ループ走行時やきりもみ回転時に停電すると…

 2021年10月22日、大阪市此花区のテーマパーク「ユニバーサル・スタジオ・ジャパン」で、停電によりジェットコースターが停止。車両がコースの「頂上」付近に取り残されるという事態になりました。乗客は非常通路をつたい、スタッフの誘導のもと地上に下りていきました。


ジェットコースターのイメージ(画像: digitalpress/123RF)。

 今回車両が止まったのは頂上付近ですが、ループ部やスクリュー部などを走行中で、「車両が逆さまになった状態」の時に停電が起きてしまった場合、どうなるのでしょうか。

 国内でジェットコースター設備を製造する三精テクノロジーズに聞いたところ、「それぞれの遊園地の設計や運営・管理などの条件によっても変わりますが、一般的に、逆さまになった場所では止めず、安全に避難誘導ができる場所まで慣性で走らせます」とのこと。ジェットコースターは最高地点の位置エネルギーを生かして走行させる仕組みのため、特に動力がなくても運動エネルギーが持続する限り進むことが可能なのです。

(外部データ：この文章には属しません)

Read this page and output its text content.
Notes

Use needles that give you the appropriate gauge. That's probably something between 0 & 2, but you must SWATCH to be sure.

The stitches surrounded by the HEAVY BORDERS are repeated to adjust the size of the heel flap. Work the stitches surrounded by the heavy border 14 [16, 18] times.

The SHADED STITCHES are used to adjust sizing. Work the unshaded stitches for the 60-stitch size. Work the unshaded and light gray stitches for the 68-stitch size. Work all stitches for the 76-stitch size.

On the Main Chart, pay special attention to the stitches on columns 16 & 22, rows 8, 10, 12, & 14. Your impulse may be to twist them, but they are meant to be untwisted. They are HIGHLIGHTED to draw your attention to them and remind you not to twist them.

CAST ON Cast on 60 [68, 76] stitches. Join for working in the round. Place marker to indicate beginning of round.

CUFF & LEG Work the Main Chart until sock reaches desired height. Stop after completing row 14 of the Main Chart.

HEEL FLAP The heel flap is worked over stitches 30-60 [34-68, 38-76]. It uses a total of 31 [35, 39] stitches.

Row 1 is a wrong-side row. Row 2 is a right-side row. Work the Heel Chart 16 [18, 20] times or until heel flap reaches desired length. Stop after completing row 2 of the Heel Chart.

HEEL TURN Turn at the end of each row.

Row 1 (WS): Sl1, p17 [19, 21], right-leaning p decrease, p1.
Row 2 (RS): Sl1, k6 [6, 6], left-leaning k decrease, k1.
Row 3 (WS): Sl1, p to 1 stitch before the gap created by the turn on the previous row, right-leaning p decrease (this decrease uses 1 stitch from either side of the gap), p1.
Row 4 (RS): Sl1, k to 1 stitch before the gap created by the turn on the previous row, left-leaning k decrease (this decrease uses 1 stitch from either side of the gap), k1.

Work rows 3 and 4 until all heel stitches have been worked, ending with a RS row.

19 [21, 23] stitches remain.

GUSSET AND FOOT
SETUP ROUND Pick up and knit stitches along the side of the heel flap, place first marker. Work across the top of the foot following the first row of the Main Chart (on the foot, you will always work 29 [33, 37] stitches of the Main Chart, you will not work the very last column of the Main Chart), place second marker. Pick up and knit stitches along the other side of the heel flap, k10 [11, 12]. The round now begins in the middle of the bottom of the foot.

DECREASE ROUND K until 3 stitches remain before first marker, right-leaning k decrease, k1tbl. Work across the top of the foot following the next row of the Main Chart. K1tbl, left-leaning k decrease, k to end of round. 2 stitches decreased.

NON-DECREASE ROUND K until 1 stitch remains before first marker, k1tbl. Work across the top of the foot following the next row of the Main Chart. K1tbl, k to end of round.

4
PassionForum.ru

 また、水平方向にきりもみ回転していく「スクリュー状のコース」の場合はどうでしょうか。先述の担当者は「同様に、慣性で安全な地点まで走らせるのが一般的です」と話します。スクリュー状など複雑な線形のコースでは非常用通路も設置が難しいため、前後に安全設備などを設けるなど、非常時を考慮してコース設計がされているそうです。